Eady decided not to award exemplary damages, as Mosley had sought, but the £60,000 compensation is the highest ever given in a UK privacy case. The previous highest was £5,000.

Eady emphasised that this should be seen as a “landmark” judgment.

He said: ‘It is simply the application to rather unusual facts of recently developed but established principles. Nor can it be seriously suggested that the case is likely to inhibit serious investigation into crime or wrongdoing, where the public interest is more genuinely engaged.”

Eady ordered the newspaper to pay Mosley’s legal costs, estimated at £450,000. The News of the World’s own costs are expected to be several hundred thousand pounds.

The newspaper was ordered to make an interim payment of £200,000.

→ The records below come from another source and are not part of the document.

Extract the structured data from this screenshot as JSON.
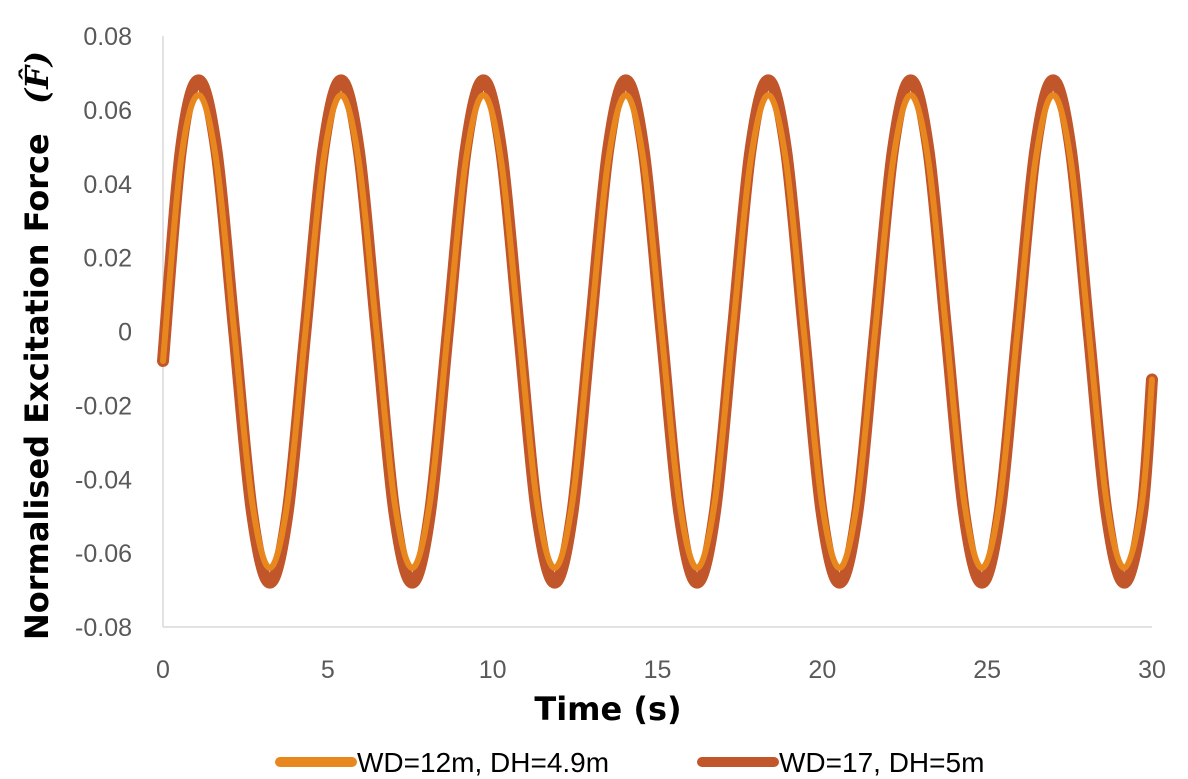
{
  "chart_data": {
    "type": "line",
    "xlabel": "Time (s)",
    "ylabel_text": "Normalised Excitation Force",
    "ylabel_symbol": "(F̂)",
    "xlim": [
      0,
      30
    ],
    "ylim": [
      -0.08,
      0.08
    ],
    "x_ticks": [
      "0",
      "5",
      "10",
      "15",
      "20",
      "25",
      "30"
    ],
    "y_ticks": [
      "0.08",
      "0.06",
      "0.04",
      "0.02",
      "0",
      "-0.02",
      "-0.04",
      "-0.06",
      "-0.08"
    ],
    "grid": false,
    "legend_position": "bottom",
    "series": [
      {
        "name": "WD=12m, DH=4.9m",
        "color": "#E8871E",
        "x": [
          0,
          0.54,
          1.08,
          1.62,
          2.16,
          2.7,
          3.24,
          3.78,
          4.32,
          4.86,
          5.4,
          5.94,
          6.48,
          7.02,
          7.56,
          8.1,
          8.64,
          9.18,
          9.72,
          10.26,
          10.8,
          11.34,
          11.88,
          12.42,
          12.96,
          13.5,
          14.04,
          14.58,
          15.12,
          15.66,
          16.2,
          16.74,
          17.28,
          17.82,
          18.36,
          18.9,
          19.44,
          19.98,
          20.52,
          21.06,
          21.6,
          22.14,
          22.68,
          23.22,
          23.76,
          24.3,
          24.84,
          25.38,
          25.92,
          26.46,
          27.0,
          27.54,
          28.08,
          28.62,
          29.16,
          29.7,
          30.0
        ],
        "y": [
          -0.008,
          0.046,
          0.064,
          0.046,
          0.0,
          -0.046,
          -0.064,
          -0.046,
          0.0,
          0.046,
          0.064,
          0.046,
          0.0,
          -0.046,
          -0.064,
          -0.046,
          0.0,
          0.046,
          0.064,
          0.046,
          0.0,
          -0.046,
          -0.064,
          -0.046,
          0.0,
          0.046,
          0.064,
          0.046,
          0.0,
          -0.046,
          -0.064,
          -0.046,
          0.0,
          0.046,
          0.064,
          0.046,
          0.0,
          -0.046,
          -0.064,
          -0.046,
          0.0,
          0.046,
          0.064,
          0.046,
          0.0,
          -0.046,
          -0.064,
          -0.046,
          0.0,
          0.046,
          0.064,
          0.046,
          0.0,
          -0.046,
          -0.064,
          -0.046,
          -0.013
        ]
      },
      {
        "name": "WD=17, DH=5m",
        "color": "#C0562A",
        "x": [
          0,
          0.54,
          1.08,
          1.62,
          2.16,
          2.7,
          3.24,
          3.78,
          4.32,
          4.86,
          5.4,
          5.94,
          6.48,
          7.02,
          7.56,
          8.1,
          8.64,
          9.18,
          9.72,
          10.26,
          10.8,
          11.34,
          11.88,
          12.42,
          12.96,
          13.5,
          14.04,
          14.58,
          15.12,
          15.66,
          16.2,
          16.74,
          17.28,
          17.82,
          18.36,
          18.9,
          19.44,
          19.98,
          20.52,
          21.06,
          21.6,
          22.14,
          22.68,
          23.22,
          23.76,
          24.3,
          24.84,
          25.38,
          25.92,
          26.46,
          27.0,
          27.54,
          28.08,
          28.62,
          29.16,
          29.7,
          30.0
        ],
        "y": [
          -0.008,
          0.049,
          0.068,
          0.049,
          0.0,
          -0.049,
          -0.068,
          -0.049,
          0.0,
          0.049,
          0.068,
          0.049,
          0.0,
          -0.049,
          -0.068,
          -0.049,
          0.0,
          0.049,
          0.068,
          0.049,
          0.0,
          -0.049,
          -0.068,
          -0.049,
          0.0,
          0.049,
          0.068,
          0.049,
          0.0,
          -0.049,
          -0.068,
          -0.049,
          0.0,
          0.049,
          0.068,
          0.049,
          0.0,
          -0.049,
          -0.068,
          -0.049,
          0.0,
          0.049,
          0.068,
          0.049,
          0.0,
          -0.049,
          -0.068,
          -0.049,
          0.0,
          0.049,
          0.068,
          0.049,
          0.0,
          -0.049,
          -0.068,
          -0.049,
          -0.013
        ]
      }
    ]
  }
}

Mosley walked out to a huge media scrum with dozens of photographers and reporters, illustrating the massive national and international interest in the case. He said: ‘I am delighted with the judgment which is devastating for the News of the World.’He added that the ruling demonstrated the paper’s ‘Nazi lies”. He also said it ‘shows that they had no right to go into private premises”.

Mosley, president of the FIA (Federation Internationale de l’Automobile), did not dispute taking part in sado-masochistic roleplay at a rented Chelsea basement flat, but said it was consensual and private, with no Nazi overtones.

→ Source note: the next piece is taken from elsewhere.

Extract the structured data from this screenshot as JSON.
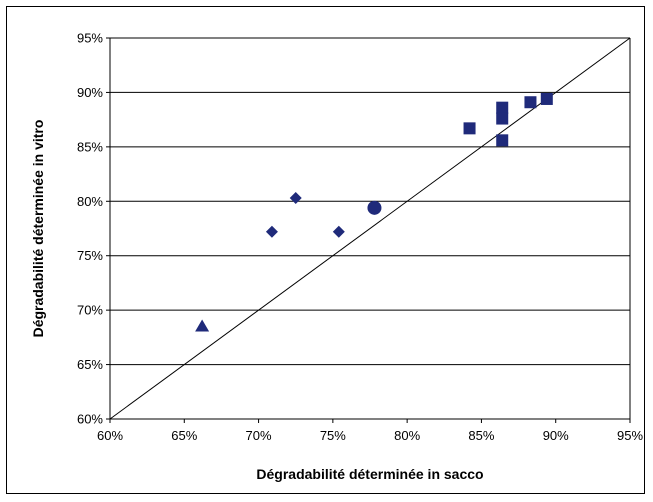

He said his life was devastated by the March expose and by the newspaper putting secretly-filmed footage of what it called a ‘truly grotesque and depraved’event on its website, attracting at least 3.5 million hits at the last count.

James Price QC told London’s High Court that the ‘gross and indefensible intrusion’by the tabloid was made worse by the false suggestion that Mosley was playing a concentration camp commandant and a cowering death camp inmate.

Speaking outsidide court NoW editor Colin Myler, said: “The News of the World believes passionately that its readers deserve to be informed when the trust placed in their elected leaders and public officials has been violated.

“It is not for the rich and famous, the powerful and the influential, to dictate the news agenda, just because they have the money and the means to gag a free press.”